Горестная телеграмма эта попала от Гордеева к Дроздюку, от Дроздюка к командиру взвода лейтенанту Кронгаузу, от лейтенанта к Меньшикову, от Меньшикова к Соколину, от Соколина к полковнику Седых. Полковник Седых разрешил красноармейцу Гордееву месячный отпуск для поездки в Приамурский район.
Ехать на Дальний Восток приходилось десять суток. На заре к Амуру шел со специальным заданием самолет, отвозящий и нового полкового комиссара Павла Дубова. В самолете оставалось одно место.
Комдив Кондратов разрешил красноармейцу Гордееву лететь.
…Ранним утром, совсем как несколько месяцев назад, шел комдив Кондратов по лётному полю.
Но теперь не было высокой росистой травы. Ровная снежная пелена покрывала аэродром.
У самолета — тот же молодой летчик, командир самолета Галина Сташенко.
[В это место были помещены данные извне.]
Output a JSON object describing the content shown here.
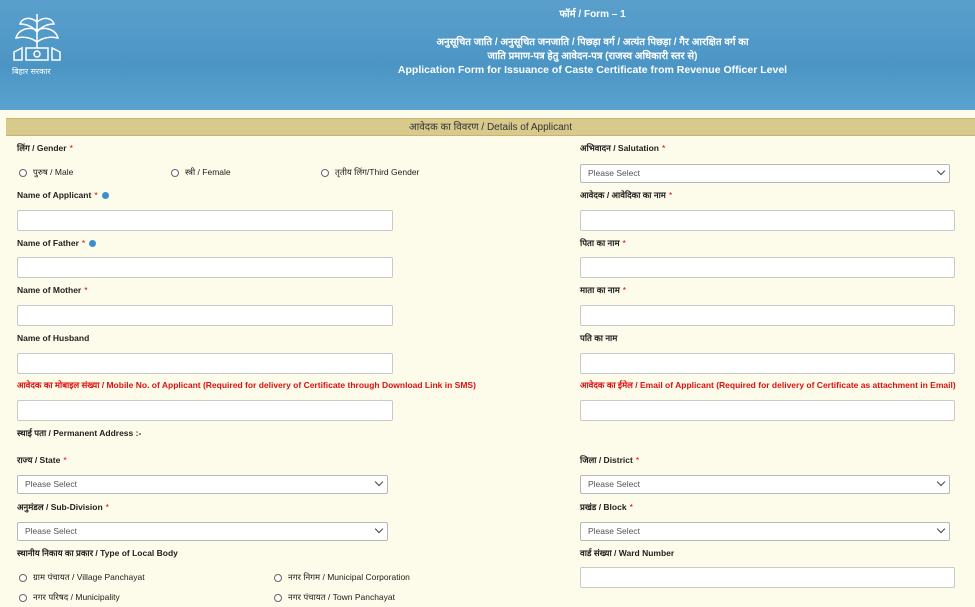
{
  "header": {
    "logo_caption": "बिहार सरकार",
    "form_no": "फॉर्म / Form – 1",
    "title_hi_1": "अनुसूचित जाति / अनुसूचित जनजाति / पिछड़ा वर्ग / अत्यंत पिछड़ा / गैर आरक्षित वर्ग का",
    "title_hi_2": "जाति प्रमाण-पत्र हेतु आवेदन-पत्र (राजस्व अधिकारी स्तर से)",
    "title_en": "Application Form for Issuance of Caste Certificate from Revenue Officer Level"
  },
  "section": {
    "title": "आवेदक का विवरण / Details of Applicant"
  },
  "fields": {
    "gender_label": "लिंग / Gender",
    "gender_options": [
      "पुरुष / Male",
      "स्त्री / Female",
      "तृतीय लिंग/Third Gender"
    ],
    "salutation_label": "अभिवादन / Salutation",
    "salutation_value": "Please Select",
    "name_applicant_label": "Name of Applicant",
    "name_applicant_hi_label": "आवेदक / आवेदिका का नाम",
    "name_father_label": "Name of Father",
    "name_father_hi_label": "पिता का नाम",
    "name_mother_label": "Name of Mother",
    "name_mother_hi_label": "माता का नाम",
    "name_husband_label": "Name of Husband",
    "name_husband_hi_label": "पति का नाम",
    "mobile_label": "आवेदक का मोबाइल संख्या / Mobile No. of Applicant (Required for delivery of Certificate through Download Link in SMS)",
    "email_label": "आवेदक का ईमेल / Email of Applicant (Required for delivery of Certificate as attachment in Email)",
    "permanent_address_label": "स्थाई पता / Permanent Address :-",
    "state_label": "राज्य / State",
    "state_value": "Please Select",
    "district_label": "जिला / District",
    "district_value": "Please Select",
    "subdivision_label": "अनुमंडल / Sub-Division",
    "subdivision_value": "Please Select",
    "block_label": "प्रखंड / Block",
    "block_value": "Please Select",
    "local_body_label": "स्थानीय निकाय का प्रकार / Type of Local Body",
    "local_body_options": [
      "ग्राम पंचायत / Village Panchayat",
      "नगर निगम / Municipal Corporation",
      "नगर परिषद / Municipality",
      "नगर पंचायत / Town Panchayat"
    ],
    "ward_label": "वार्ड संख्या / Ward Number",
    "required_mark": "*"
  }
}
А рядом с ней у крыла… «Кто же это? Ага, капитан Соколин, командир первого батальона».
— Здравия желаю, товарищ лейтенант!
— Здравствуйте, товарищ комдив!
Галя удивлена. Она не ожидала в такой ранний час комдива. Он пришел проводить их. Их? Конечно, не ее, а комиссара Дубова. И что только может взбрести ей в голову! Она смущенно смотрит на него.
Подходит комиссар Дубов.
Он похудел, помолодел, он совсем не похож на того Дубова, которого перетаскивали через забор в спортгородке.
Его провожают жена, Вася Штыбов и сын.